Why The Hamlet is a lesser-known Faulkner novel

It's one of the forgotten William Faulkner novels, never mentioned among the set of his groundbreak, daunting, most famous novels, Sound & Fury, Light in August, Absolum (which I found almost impossible to make sense of when I returned to it a few years back) nor among the lighter and more entertaining such as As I Lay Dying nor, thankfully, almost the almost parodic works of late years or the highly self-conscious novellas such as The Bear - but The Hamlet, which I started re-reading last night, is a central piece in the Y. County puzzle, accounting for the arrival of the Snopes clan in Frenchman's Bend. The Snopeses are in a sense the first breakdown in the social order - the backwoods, conniving, declasse family that arrives, insinuates into the culture, eventually builds to a degree of wealth and power, but not style, through hustle and instinct - in other words, a deep South version of the death of the aristocracy and the rise of the bourgeoisie. First few chapters involve the Snopes clan of six showing up suddenly and cutting a deal to rent a vacant farmhouse from the most powerful family in the town, the Varners, a deal Jody Varner quickly regrets when he learns that Snopes has a history of landlord disputes resolved by barn-burning and quickly leaving town.
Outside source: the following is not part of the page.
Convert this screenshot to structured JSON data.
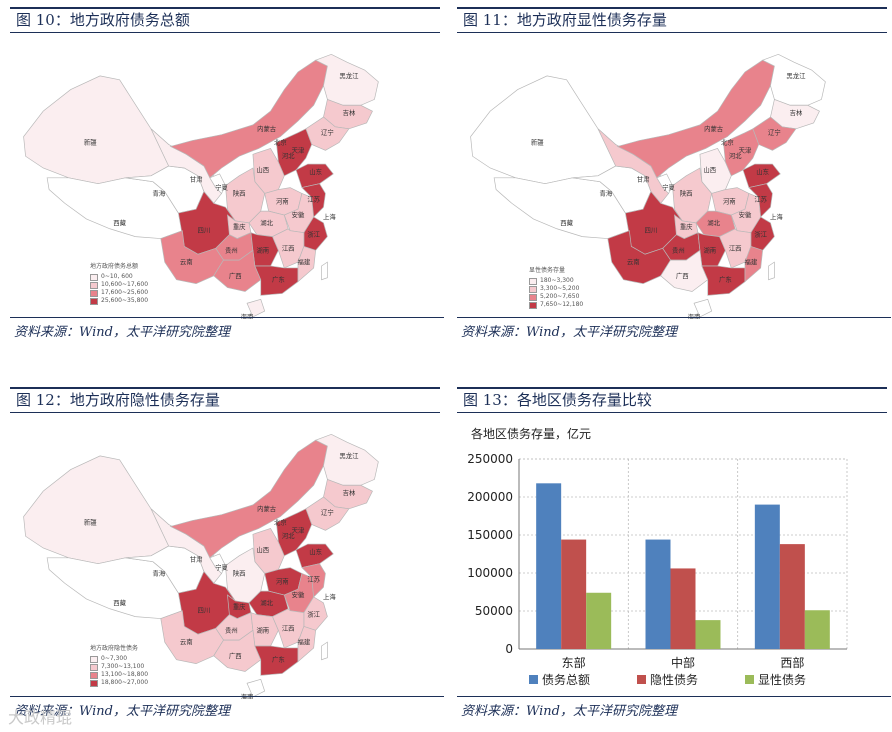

But Varner comes up with some obscure scheme to get the Snopeses to plan the farm and then scare them off before harvest - then hiring a team of cheap labor to harvest the fields and take all the profits. Obviously, this will backfire - just a question of how. Jody, son of a true patriarch, the one who does all the work to maintain the family holdings and run the family store, will clearly clash with his coeval in the Snopes family, oldest son, Flem. The Hamlet is probably a little lesser known than it should be because there are no obvious stylistic quirks such as the stream of conscioussness, extended first-person narration, or syntactic exuberance of the more famous works; also, it's quite long, so not a good entry point for first-time Faulkner readers, nor for students in a fiction class. It's broken into four sections, though, and it could be that each could stand as a novella, though I've never heard of someone reading one of the sections independently, as people do sometimes read (or are assigned to read) The Bear or, isn't there another one?, The River?